2025 Tax Tips Cheat Sheet (Australia)
Simple tax-saving reminders for Australians in 2025 — key dates, the top 10 tax tips, and the 2024–25 income tax brackets, all in one quick cheat sheet from Ava.
Short answer
A quick cheat sheet of the dates, deductions and offsets worth knowing for your 2025 Australian tax return — keep it handy as you get your records together.
Key dates
| Date | Event |
|---|---|
| 1 July 2025 | New financial year begins |
| From mid-July 2025 | Most income statements available via myGov |
| 31 October 2025 | Tax return deadline (if lodging yourself) |
| 15 May 2026 | Tax return deadline (if using a registered tax agent) |
Top 10 tax tips for 2025
- Claim work-from-home deductions — use the fixed-rate method (67c/hour) or the actual-cost method. Track hours and keep electricity/internet records.
- Don't miss super contributions — the concessional cap is $30,000. Salary sacrificing extra into super can reduce taxable income.
- Know your occupation-specific deductions — nurses, teachers, tradies and IT workers each have specific claims (tools, uniforms, equipment).
- Use the myDeductions tool in the ATO app — record receipts, kilometres and expenses through the year.
- Prepay expenses before 30 June — sole traders can prepay eligible expenses to bring forward deductions.
- Claim investment-related deductions — interest on rental loans, platform fees for shares/crypto, and accounting fees.
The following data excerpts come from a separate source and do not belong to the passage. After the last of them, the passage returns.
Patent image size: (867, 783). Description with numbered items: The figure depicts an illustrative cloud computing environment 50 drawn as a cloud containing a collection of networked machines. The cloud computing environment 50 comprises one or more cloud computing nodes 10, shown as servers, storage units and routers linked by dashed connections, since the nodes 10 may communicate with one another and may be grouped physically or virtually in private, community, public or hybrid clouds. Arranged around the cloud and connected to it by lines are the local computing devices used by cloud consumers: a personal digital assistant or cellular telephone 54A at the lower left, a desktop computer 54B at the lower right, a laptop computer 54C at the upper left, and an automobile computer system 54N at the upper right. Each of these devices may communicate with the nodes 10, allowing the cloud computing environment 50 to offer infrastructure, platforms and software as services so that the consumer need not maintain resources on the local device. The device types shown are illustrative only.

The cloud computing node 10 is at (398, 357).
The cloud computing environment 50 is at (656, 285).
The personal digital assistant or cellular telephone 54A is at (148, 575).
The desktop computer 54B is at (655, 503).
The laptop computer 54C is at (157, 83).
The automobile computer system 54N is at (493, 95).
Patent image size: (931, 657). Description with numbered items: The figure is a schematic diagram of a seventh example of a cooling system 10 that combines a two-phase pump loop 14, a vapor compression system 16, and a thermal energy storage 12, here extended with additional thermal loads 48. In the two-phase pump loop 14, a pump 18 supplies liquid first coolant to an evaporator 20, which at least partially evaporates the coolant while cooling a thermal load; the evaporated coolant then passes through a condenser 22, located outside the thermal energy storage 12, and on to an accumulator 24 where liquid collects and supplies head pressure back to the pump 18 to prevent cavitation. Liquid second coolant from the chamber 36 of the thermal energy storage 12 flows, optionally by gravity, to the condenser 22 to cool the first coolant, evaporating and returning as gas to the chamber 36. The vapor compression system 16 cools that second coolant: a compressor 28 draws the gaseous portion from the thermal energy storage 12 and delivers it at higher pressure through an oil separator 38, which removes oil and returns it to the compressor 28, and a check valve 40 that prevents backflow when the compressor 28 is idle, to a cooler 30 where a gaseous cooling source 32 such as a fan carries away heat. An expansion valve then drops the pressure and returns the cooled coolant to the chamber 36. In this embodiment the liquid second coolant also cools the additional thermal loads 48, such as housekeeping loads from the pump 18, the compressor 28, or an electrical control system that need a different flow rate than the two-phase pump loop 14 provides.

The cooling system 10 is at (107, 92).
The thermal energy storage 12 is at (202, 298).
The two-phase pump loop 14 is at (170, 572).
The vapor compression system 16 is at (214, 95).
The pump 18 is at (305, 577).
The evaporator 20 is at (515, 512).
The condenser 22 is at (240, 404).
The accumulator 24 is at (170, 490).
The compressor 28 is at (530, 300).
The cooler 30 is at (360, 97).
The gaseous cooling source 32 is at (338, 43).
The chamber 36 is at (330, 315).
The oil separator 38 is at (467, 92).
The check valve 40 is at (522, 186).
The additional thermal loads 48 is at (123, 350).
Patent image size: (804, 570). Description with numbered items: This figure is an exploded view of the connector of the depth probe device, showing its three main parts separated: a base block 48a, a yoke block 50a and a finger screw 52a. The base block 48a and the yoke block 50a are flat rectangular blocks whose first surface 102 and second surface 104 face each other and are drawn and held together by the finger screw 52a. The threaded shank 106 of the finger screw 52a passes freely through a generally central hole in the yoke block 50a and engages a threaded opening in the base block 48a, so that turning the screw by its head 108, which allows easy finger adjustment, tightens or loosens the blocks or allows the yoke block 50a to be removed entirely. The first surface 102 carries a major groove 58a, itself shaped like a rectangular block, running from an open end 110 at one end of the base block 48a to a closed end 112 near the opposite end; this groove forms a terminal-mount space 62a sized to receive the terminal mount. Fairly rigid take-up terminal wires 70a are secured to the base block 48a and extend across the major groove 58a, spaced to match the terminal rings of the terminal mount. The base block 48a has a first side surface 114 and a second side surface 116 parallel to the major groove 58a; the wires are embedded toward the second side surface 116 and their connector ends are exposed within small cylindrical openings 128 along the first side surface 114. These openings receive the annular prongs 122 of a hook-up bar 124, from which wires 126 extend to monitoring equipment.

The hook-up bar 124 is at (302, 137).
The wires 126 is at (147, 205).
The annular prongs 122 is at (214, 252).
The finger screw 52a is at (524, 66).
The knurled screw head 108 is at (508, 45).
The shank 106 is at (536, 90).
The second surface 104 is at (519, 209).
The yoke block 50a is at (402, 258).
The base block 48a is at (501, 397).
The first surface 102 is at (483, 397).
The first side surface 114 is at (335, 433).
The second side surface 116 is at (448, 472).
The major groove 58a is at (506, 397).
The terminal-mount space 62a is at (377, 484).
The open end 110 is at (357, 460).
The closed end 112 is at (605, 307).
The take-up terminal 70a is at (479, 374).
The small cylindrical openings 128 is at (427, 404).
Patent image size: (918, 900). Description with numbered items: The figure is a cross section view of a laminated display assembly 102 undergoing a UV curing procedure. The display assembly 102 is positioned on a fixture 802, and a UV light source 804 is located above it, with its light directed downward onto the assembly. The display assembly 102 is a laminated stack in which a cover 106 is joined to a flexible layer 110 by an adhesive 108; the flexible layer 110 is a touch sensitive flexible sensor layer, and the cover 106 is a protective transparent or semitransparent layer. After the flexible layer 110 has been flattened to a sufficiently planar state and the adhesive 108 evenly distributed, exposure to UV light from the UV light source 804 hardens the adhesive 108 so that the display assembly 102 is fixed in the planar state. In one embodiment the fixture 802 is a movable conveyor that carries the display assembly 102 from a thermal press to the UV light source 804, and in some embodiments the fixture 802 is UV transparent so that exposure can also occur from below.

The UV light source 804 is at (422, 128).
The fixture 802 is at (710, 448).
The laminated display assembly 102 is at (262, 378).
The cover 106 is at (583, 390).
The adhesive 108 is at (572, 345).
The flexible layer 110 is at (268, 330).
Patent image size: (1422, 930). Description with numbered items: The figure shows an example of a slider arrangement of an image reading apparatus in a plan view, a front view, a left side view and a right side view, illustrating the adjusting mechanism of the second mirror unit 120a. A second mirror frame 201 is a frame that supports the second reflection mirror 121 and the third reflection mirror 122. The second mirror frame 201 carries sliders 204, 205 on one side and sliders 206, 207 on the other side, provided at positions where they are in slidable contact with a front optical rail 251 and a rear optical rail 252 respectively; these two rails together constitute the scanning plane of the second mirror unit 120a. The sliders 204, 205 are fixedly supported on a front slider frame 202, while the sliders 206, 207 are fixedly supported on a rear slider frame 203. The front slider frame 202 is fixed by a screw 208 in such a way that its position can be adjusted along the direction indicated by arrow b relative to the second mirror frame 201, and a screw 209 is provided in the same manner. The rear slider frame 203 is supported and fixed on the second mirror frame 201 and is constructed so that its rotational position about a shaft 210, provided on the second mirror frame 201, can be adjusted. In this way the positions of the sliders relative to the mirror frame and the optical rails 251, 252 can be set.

- Review private health insurance — avoid the Medicare Levy Surcharge if you earn over $97,000 (single) or $194,000 (family).
- Track crypto and share transactions — capital gains tax applies, so keep detailed records of every buy and sell.
- Check the instant asset write-off (business) — for eligible small businesses, subject to current ATO rules.
- Check your offsets — seniors and pensioners offset, spouse super contribution offset, and others you may be eligible for.
Quick tax brackets (2024–25 residents)
| Taxable income | Marginal rate |
|---|---|
| $0 – $18,200 | 0% (tax-free threshold) |
| $18,201 – $45,000 | 16% |
| $45,001 – $135,000 | 30% |
| $135,001 – $190,000 | 37% |
| $190,001 and over | 45% |
Plus the 2% Medicare levy. Rates are a guide only — check the ATO for your circumstances.